In an April 24 call with Israeli Prime Minister Naftali Bennett, Biden conveyed that the U.S. decision to maintain the IRGC on the terrorist list is final and that the U.S. would make no more concessions to Iran.

But this goes to the very heart of the JCPOA. Removal of sanctions was Iran’s sole incentive for entering the agreement. The designation of the IRGC as a terrorist organization enables the United States to impose widespread economic sanctions on Iran, irrespective of the JCPOA. In fact, on March 20, 2017, the Trump administration formally certified that Iran was in compliance with JCPOA, but added that the country will be subject to non-nuclear, terrorism-related sanctions.

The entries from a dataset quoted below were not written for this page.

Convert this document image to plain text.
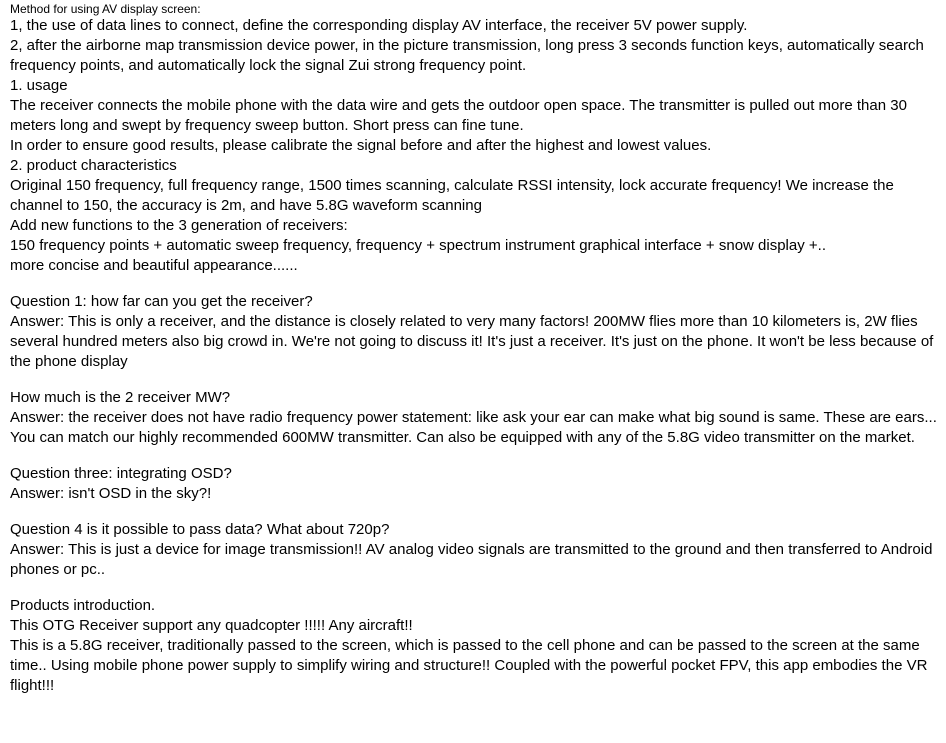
Method for using AV display screen:

1, the use of data lines to connect, define the corresponding display AV interface, the receiver 5V power supply.

2, after the airborne map transmission device power, in the picture transmission, long press 3 seconds function keys, automatically search frequency points, and automatically lock the signal Zui strong frequency point.

1. usage

The receiver connects the mobile phone with the data wire and gets the outdoor open space. The transmitter is pulled out more than 30 meters long and swept by frequency sweep button. Short press can fine tune.

In order to ensure good results, please calibrate the signal before and after the highest and lowest values.

2. product characteristics

Original 150 frequency, full frequency range, 1500 times scanning, calculate RSSI intensity, lock accurate frequency! We increase the channel to 150, the accuracy is 2m, and have 5.8G waveform scanning

Add new functions to the 3 generation of receivers:

150 frequency points + automatic sweep frequency, frequency + spectrum instrument graphical interface + snow display +..

more concise and beautiful appearance......

Question 1: how far can you get the receiver?

Answer: This is only a receiver, and the distance is closely related to very many factors! 200MW flies more than 10 kilometers is, 2W flies several hundred meters also big crowd in. We're not going to discuss it! It's just a receiver. It's just on the phone. It won't be less because of the phone display

How much is the 2 receiver MW?

Answer: the receiver does not have radio frequency power statement: like ask your ear can make what big sound is same. These are ears...

You can match our highly recommended 600MW transmitter. Can also be equipped with any of the 5.8G video transmitter on the market.

Question three: integrating OSD?

Answer: isn't OSD in the sky?!

Question 4 is it possible to pass data? What about 720p?

Answer: This is just a device for image transmission!! AV analog video signals are transmitted to the ground and then transferred to Android phones or pc..

Products introduction.

This OTG Receiver support any quadcopter !!!!! Any aircraft!!

This is a 5.8G receiver, traditionally passed to the screen, which is passed to the cell phone and can be passed to the screen at the same time.. Using mobile phone power supply to simplify wiring and structure!! Coupled with the powerful pocket FPV, this app embodies the VR flight!!!
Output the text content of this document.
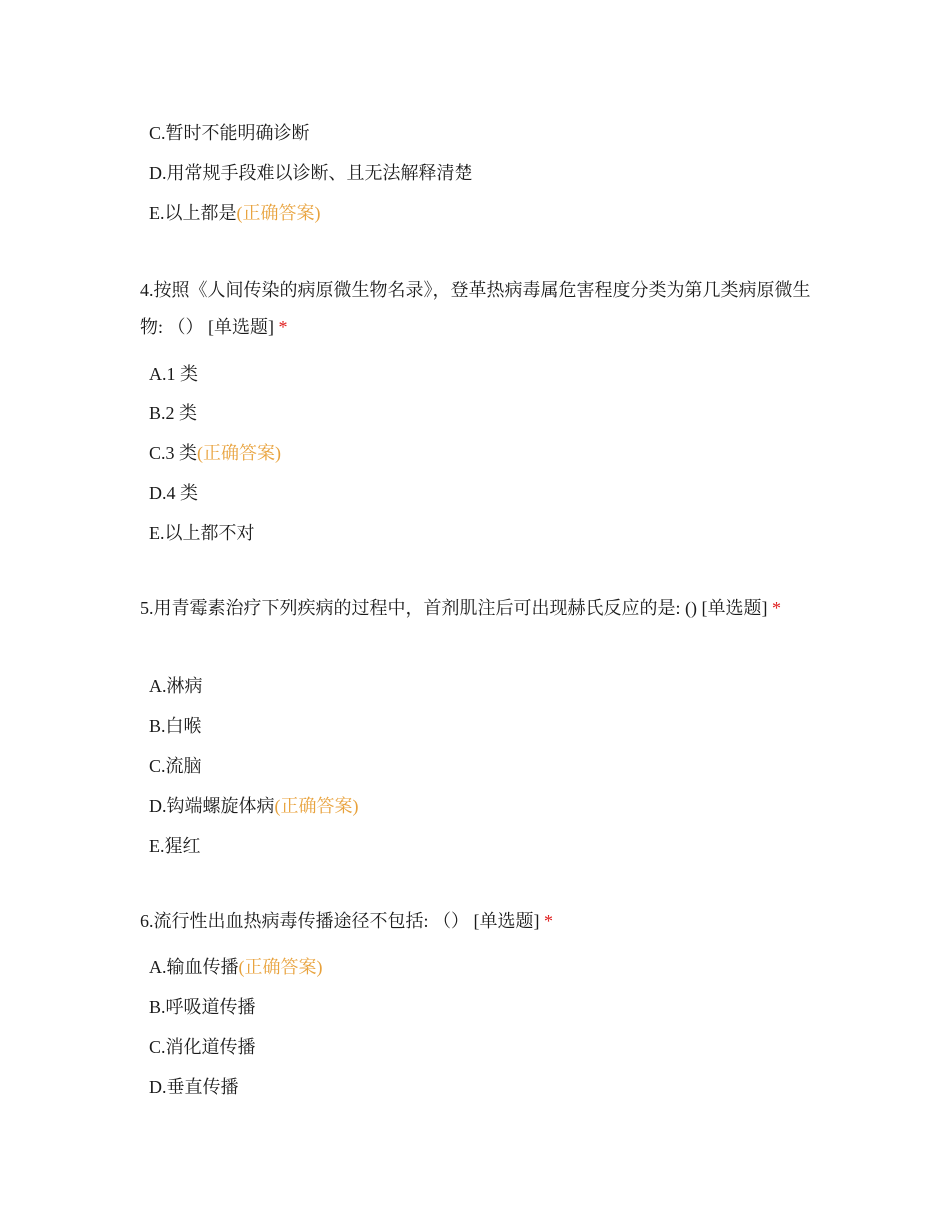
C.暂时不能明确诊断
D.用常规手段难以诊断、且无法解释清楚
E.以上都是(正确答案)
4.按照《人间传染的病原微生物名录》，登革热病毒属危害程度分类为第几类病原微生物: （） [单选题] *
A.1 类
B.2 类
C.3 类(正确答案)
D.4 类
E.以上都不对
5.用青霉素治疗下列疾病的过程中，首剂肌注后可出现赫氏反应的是: () [单选题] *
A.淋病
B.白喉
C.流脑
D.钩端螺旋体病(正确答案)
E.猩红
6.流行性出血热病毒传播途径不包括: （） [单选题] *
A.输血传播(正确答案)
B.呼吸道传播
C.消化道传播
D.垂直传播
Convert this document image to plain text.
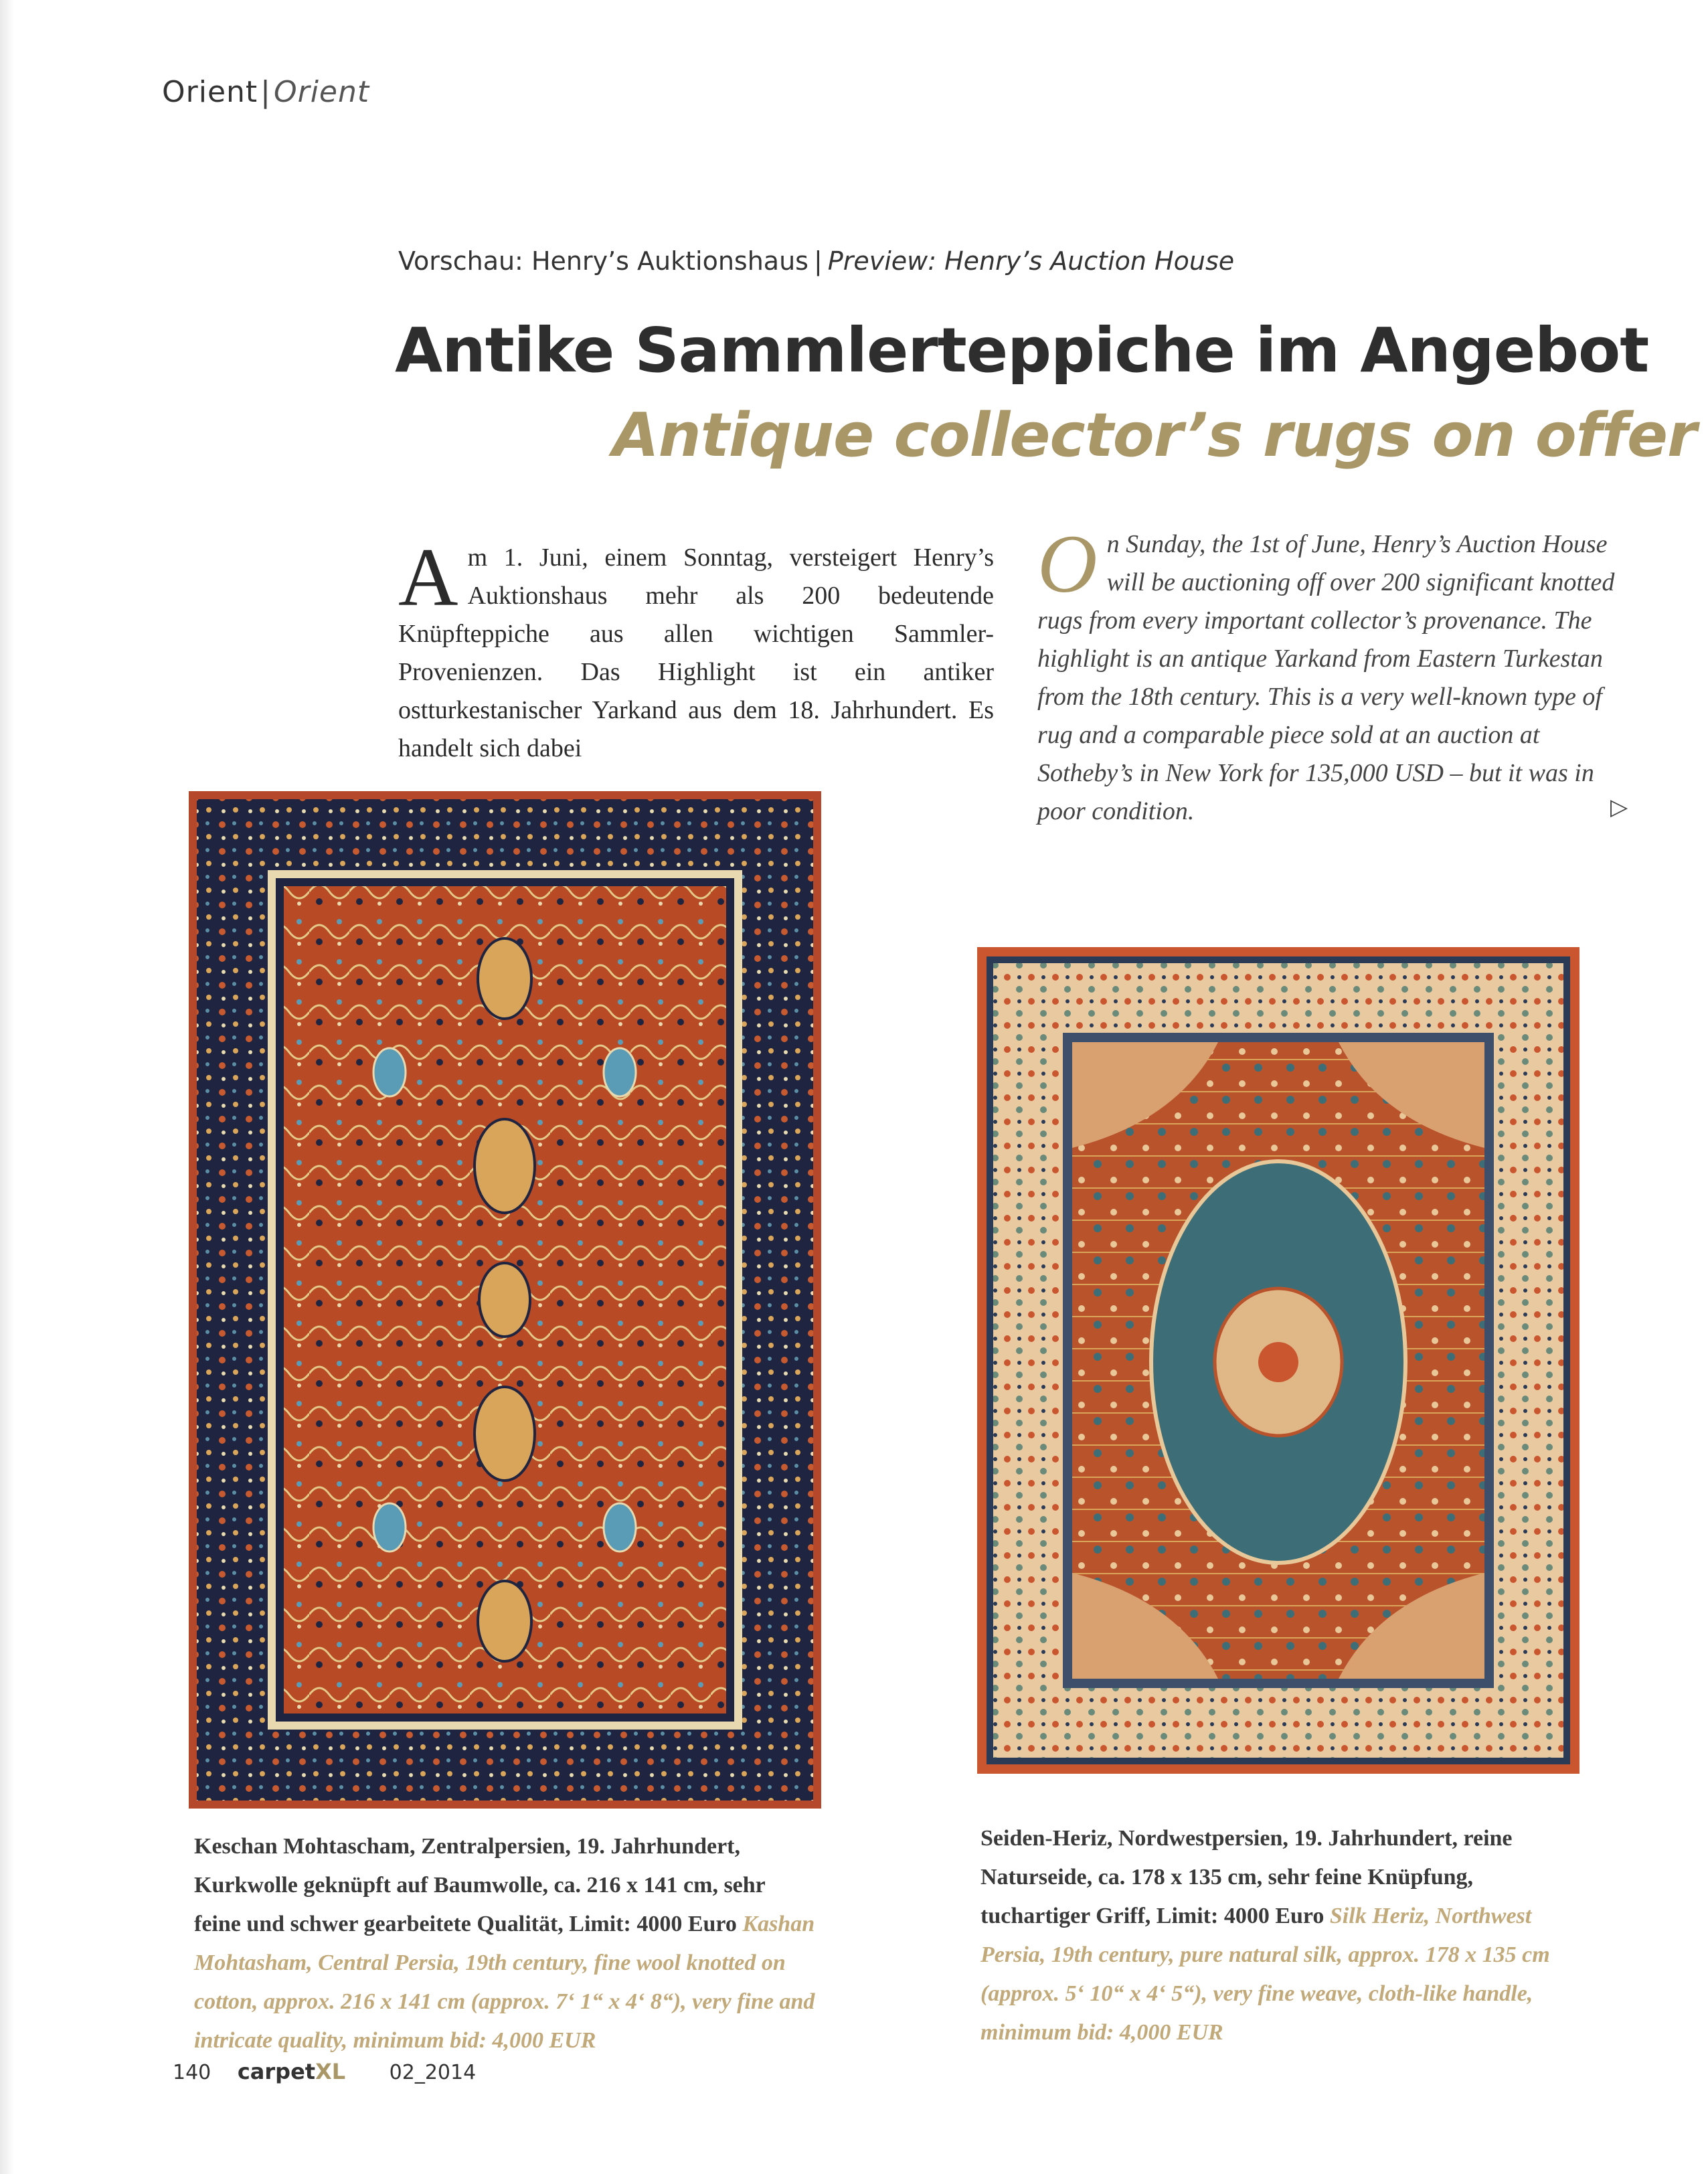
Orient|Orient
Vorschau: Henry’s Auktionshaus | Preview: Henry’s Auction House
Antike Sammlerteppiche im Angebot
Antique collector’s rugs on offer
Am 1. Juni, einem Sonntag, versteigert Henry’s Auktionshaus mehr als 200 bedeutende Knüpfteppiche aus allen wichtigen Sammler-Provenienzen. Das Highlight ist ein antiker ostturkestanischer Yarkand aus dem 18. Jahrhundert. Es handelt sich dabei
On Sunday, the 1st of June, Henry’s Auction House will be auctioning off over 200 significant knotted rugs from every important collector’s provenance. The highlight is an antique Yarkand from Eastern Turkestan from the 18th century. This is a very well-known type of rug and a comparable piece sold at an auction at Sotheby’s in New York for 135,000 USD – but it was in poor condition.	▷
Keschan Mohtascham, Zentralpersien, 19. Jahrhundert, Kurkwolle geknüpft auf Baumwolle, ca. 216 x 141 cm, sehr feine und schwer gearbeitete Qualität, Limit: 4000 Euro Kashan Mohtasham, Central Persia, 19th century, fine wool knotted on cotton, approx. 216 x 141 cm (approx. 7‘ 1“ x 4‘ 8“), very fine and intricate quality, minimum bid: 4,000 EUR
Seiden-Heriz, Nordwestpersien, 19. Jahrhundert, reine Naturseide, ca. 178 x 135 cm, sehr feine Knüpfung, tuchartiger Griff, Limit: 4000 Euro Silk Heriz, Northwest Persia, 19th century, pure natural silk, approx. 178 x 135 cm (approx. 5‘ 10“ x 4‘ 5“), very fine weave, cloth-like handle, minimum bid: 4,000 EUR
140 carpetXL 02_2014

The Trump administration refused to recertify Iran’s compliance in October 2017, however, citing multiple violations.

Economic importance of Revolutionary Guards

The IRGC is a major wing of Iran’s military. Much like the U.S. Army Corp of Engineers, but on a much larger scale, the IRGC is involved in construction projects all around the country. In fact, as sanctions have driven out foreign investments and put a damper on domestic investments, the economic prominence of the IRGC has increased.

Without the removal of the IRGC from the U.S. terrorist list, Iran will effectively have to return to compliance, agreeing to restrictions on its nuclear program that other countries do not, while getting nothing in return. Pointing to the role of the IRGC in various economic projects, there will be no meaningful relief of sanctions.

Which side is hardline?

What the United States is presenting to Iran is this: Return to compliance with the JCPOA, allow unannounced inspections of your nuclear facilities to take place on demand, allow cameras to monitor some of your military sites 24/7, ship your enriched uranium out of the country, shut down the Fordo uranium enrichment facility — the only one that is impenetrable to a U.S./Israeli bombing. In return, the United States will see what it can do about removing sanctions on entities that it does not perceive as being in any way related to the IRGC. And, by the way, if a Republican administration gets elected in 2024, we are going to pull out of the JCPOA again.

With these being the effective terms of the negotiations to revive the JCPOA, it speaks to the highly biased coverage of the corporate media that the dominant narrative is that Iran’s new hardline administration does not want an agreement.

The task of socialists and other antiwar activists in the United States is to expose our government’s criminal foreign policy, whether it comes in the form of invasions, occupations and other military interventions, sanctions, coups, or funding right-wing opposition forces in targeted countries.

The U.S. imperialist ruling class is not there to benefit the working class, but to benefit its sponsors, big capital. The enemies of the Pentagon and the State Department are not the real enemies of the American people. The danger of future war and annihilation does not come from Iran, which has no nuclear weapons and a small fraction of the military might of the terrifying U.S. military. It is the U.S. government that is the primary danger to peace among the people on earth and to life on the planet itself.